Born in 1947, Jeremy Norman belongs to the first generation of homosexual Englishmen able to express their sexuality openly and without fear of prosecution, courtesy of the Sexual Offences Act of 1967. As his entertaining memoir attests, Norman has certainly made the most of his freedom. Not only has his life been ‘a frenzied dance and feast of pleasure’ but, as an astute businessman, he has plundered the pink pound in a succession of enterprises including Heaven, the world’s most famous gay nightclub. And, perhaps most remarkably of all, he has lived to tell the tale.
The 1967 Act did not change the world overnight. In Norman’s view, it took another 20 years for homosexuality to become socially acceptable as well as legal. Norman and his queer friends at Cambridge at the end of the Sixties were only too keen to prove their ‘manly credentials’ by appearing in public at May Balls with eligible girls. A rare exception was the earnest and politicised Nigel de Villiers Hart, later famous for outing his former lover and fellow Cambridge undergraduate Michael ‘Polly’ Portillo. Consequently Norman’s sex life at Cambridge was a veritable desert after Harrow where boy-on-boy action, if not legal, was not only acceptable but abundant.

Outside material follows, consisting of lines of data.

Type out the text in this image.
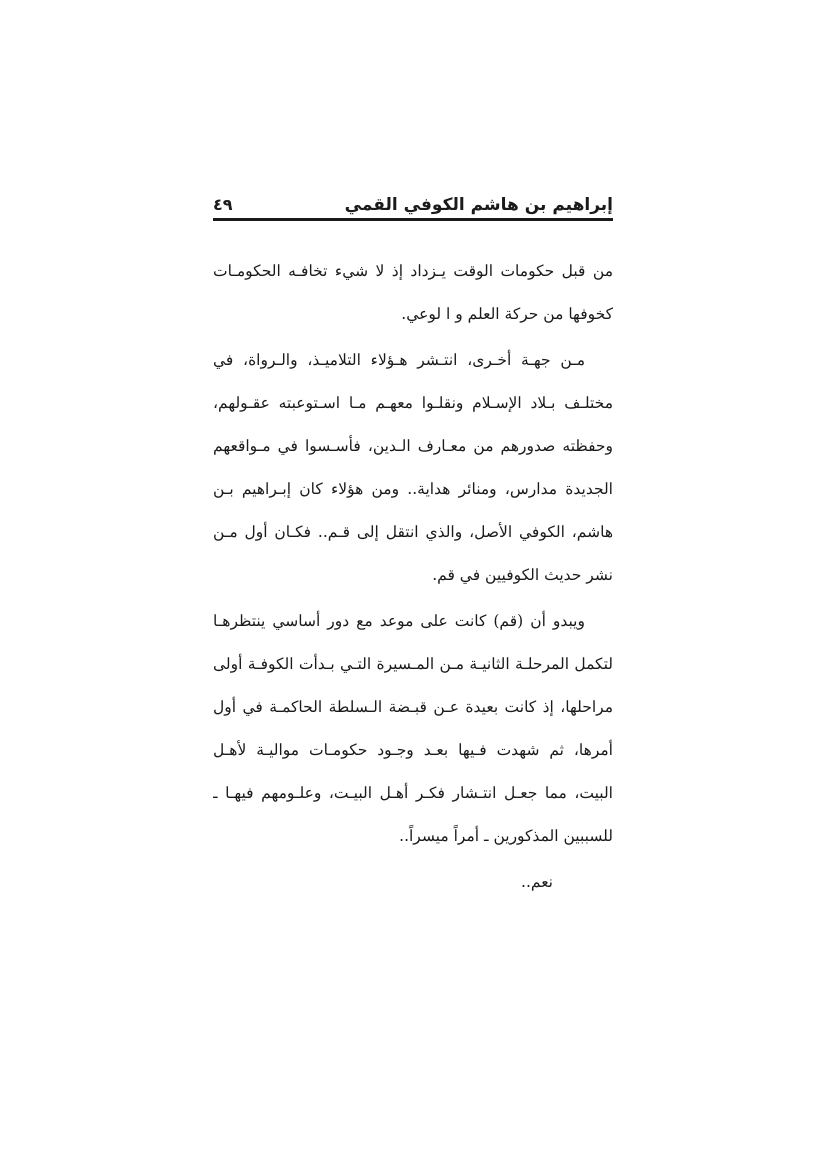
إبراهيم بن هاشم الكوفي القمي
٤٩
من قبل حكومات الوقت يـزداد إذ لا شيء تخافـه الحكومـات
كخوفها من حركة العلم و ا لوعي.
مـن جهـة أخـرى، انتـشر هـؤلاء التلاميـذ، والـرواة، في
مختلـف بـلاد الإسـلام ونقلـوا معهـم مـا اسـتوعبته عقـولهم،
وحفظته صدورهم من معـارف الـدين، فأسـسوا في مـواقعهم
الجديدة مدارس، ومنائر هداية.. ومن هؤلاء كان إبـراهيم بـن
هاشم، الكوفي الأصل، والذي انتقل إلى قـم.. فكـان أول مـن
نشر حديث الكوفيين في قم.
ويبدو أن (قم) كانت على موعد مع دور أساسي ينتظرهـا
لتكمل المرحلـة الثانيـة مـن المـسيرة التـي بـدأت الكوفـة أولى
مراحلها، إذ كانت بعيدة عـن قبـضة الـسلطة الحاكمـة في أول
أمرها، ثم شهدت فـيها بعـد وجـود حكومـات مواليـة لأهـل
البيت، مما جعـل انتـشار فكـر أهـل البيـت، وعلـومهم فيهـا ـ
للسببين المذكورين ـ أمراً ميسراً..
نعم..
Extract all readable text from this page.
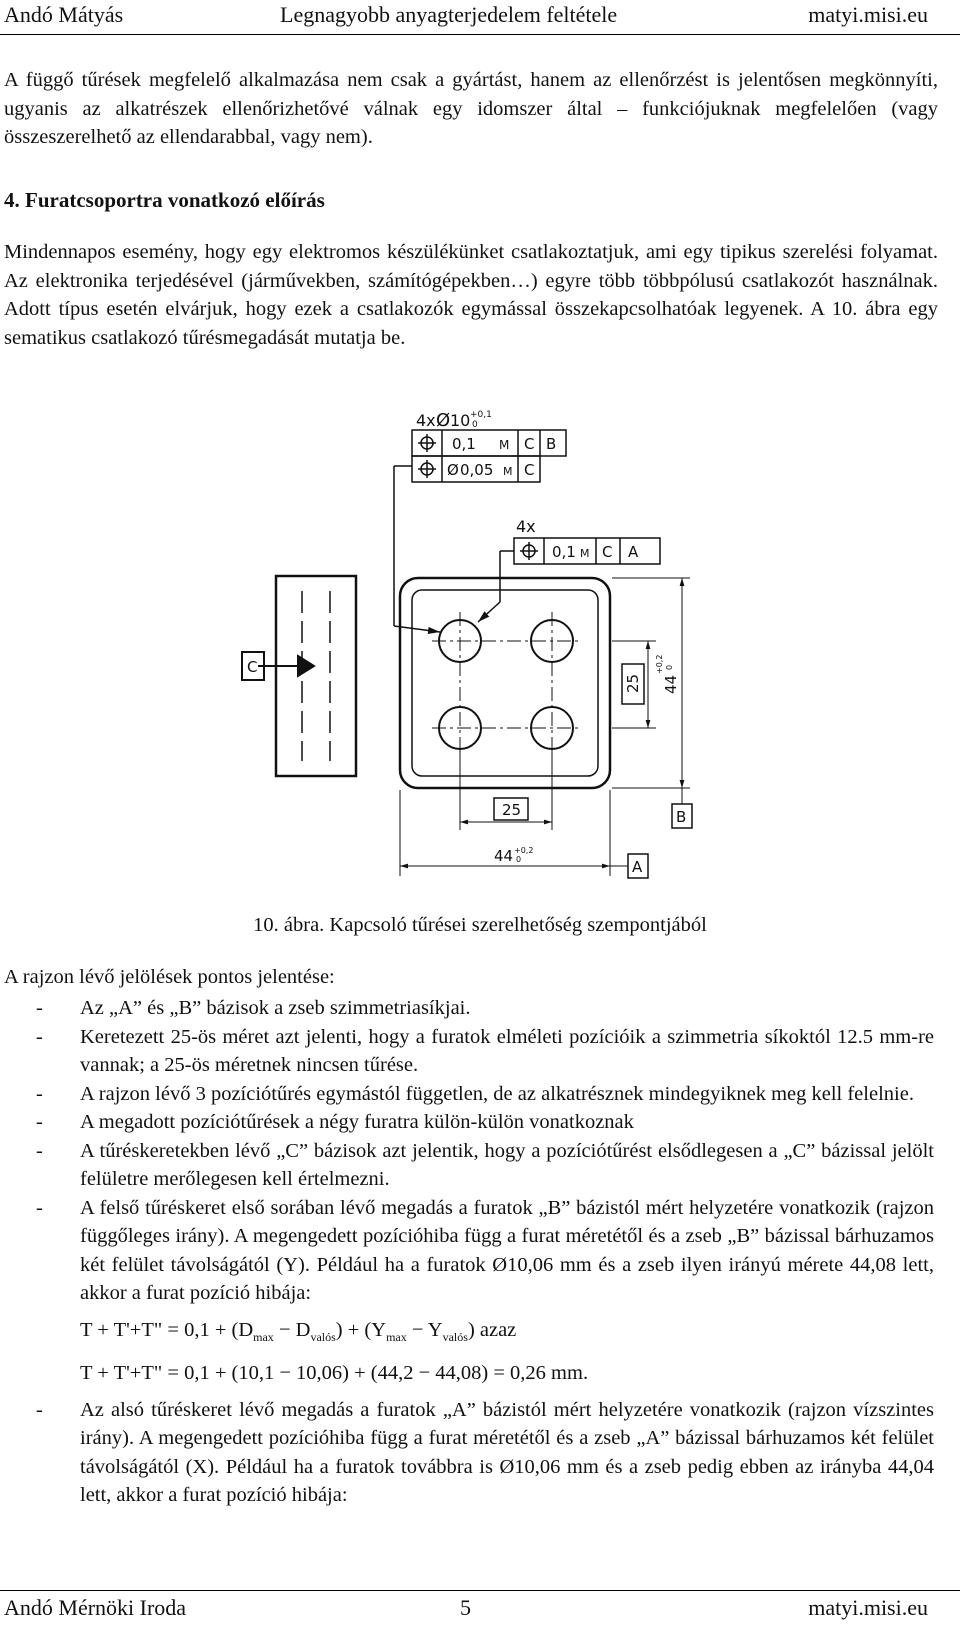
Andó Mátyás	Legnagyobb anyagterjedelem feltétele	matyi.misi.eu

A függő tűrések megfelelő alkalmazása nem csak a gyártást, hanem az ellenőrzést is jelentősen megkönnyíti, ugyanis az alkatrészek ellenőrizhetővé válnak egy idomszer által – funkciójuknak megfelelően (vagy összeszerelhető az ellendarabbal, vagy nem).

4. Furatcsoportra vonatkozó előírás

Mindennapos esemény, hogy egy elektromos készülékünket csatlakoztatjuk, ami egy tipikus szerelési folyamat. Az elektronika terjedésével (járművekben, számítógépekben…) egyre több többpólusú csatlakozót használnak. Adott típus esetén elvárjuk, hogy ezek a csatlakozók egymással összekapcsolhatóak legyenek. A 10. ábra egy sematikus csatlakozó tűrésmegadását mutatja be.

4x Ø 10 +0,1
0
0,1 M C B
Ø 0,05 M C
4x
0,1 M C A
25 44
+0,2 0
25
44 +0,2
0
B
A
C
10. ábra. Kapcsoló tűrései szerelhetőség szempontjából
A rajzon lévő jelölések pontos jelentése:
- Az „A” és „B” bázisok a zseb szimmetriasíkjai.
- Keretezett 25-ös méret azt jelenti, hogy a furatok elméleti pozícióik a szimmetria síkoktól 12.5 mm-re vannak; a 25-ös méretnek nincsen tűrése.
- A rajzon lévő 3 pozíciótűrés egymástól független, de az alkatrésznek mindegyiknek meg kell felelnie.
- A megadott pozíciótűrések a négy furatra külön-külön vonatkoznak
- A tűréskeretekben lévő „C” bázisok azt jelentik, hogy a pozíciótűrést elsődlegesen a „C” bázissal jelölt felületre merőlegesen kell értelmezni.
- A felső tűréskeret első sorában lévő megadás a furatok „B” bázistól mért helyzetére vonatkozik (rajzon függőleges irány). A megengedett pozícióhiba függ a furat méretétől és a zseb „B” bázissal bárhuzamos két felület távolságától (Y). Például ha a furatok Ø10,06 mm és a zseb ilyen irányú mérete 44,08 lett, akkor a furat pozíció hibája:
T + T'+T" = $0,1 + (D_{max} - D_{valós}) + (Y_{max} - Y_{valós})$ azaz
T + T'+T" = 0,1 + (10,1 − 10,06) + (44,2 − 44,08) = 0,26 mm.
- Az alsó tűréskeret lévő megadás a furatok „A” bázistól mért helyzetére vonatkozik (rajzon vízszintes irány). A megengedett pozícióhiba függ a furat méretétől és a zseb „A” bázissal bárhuzamos két felület távolságától (X). Például ha a furatok továbbra is Ø10,06 mm és a zseb pedig ebben az irányba 44,04 lett, akkor a furat pozíció hibája:
Andó Mérnöki Iroda	5	matyi.misi.eu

Norman is no slouch himself when it comes to outing and we see the first evidence of the acuity of his ‘gaydar’ when he was sent post-Harrow to stay in Kenya with his mother’s friend Lady Delamere of White Mischief fame. Norman convincingly argues that Diana Delamere was in a sexual relationship with her permanent house-guest Lady Patricia Fairweather, but his assertion that Diana, one of the best documented man-eaters of the 20th century, was primarily a lesbian is like describing Lester Piggott, who rode a few winners over hurdles, as primarily a jump jockey.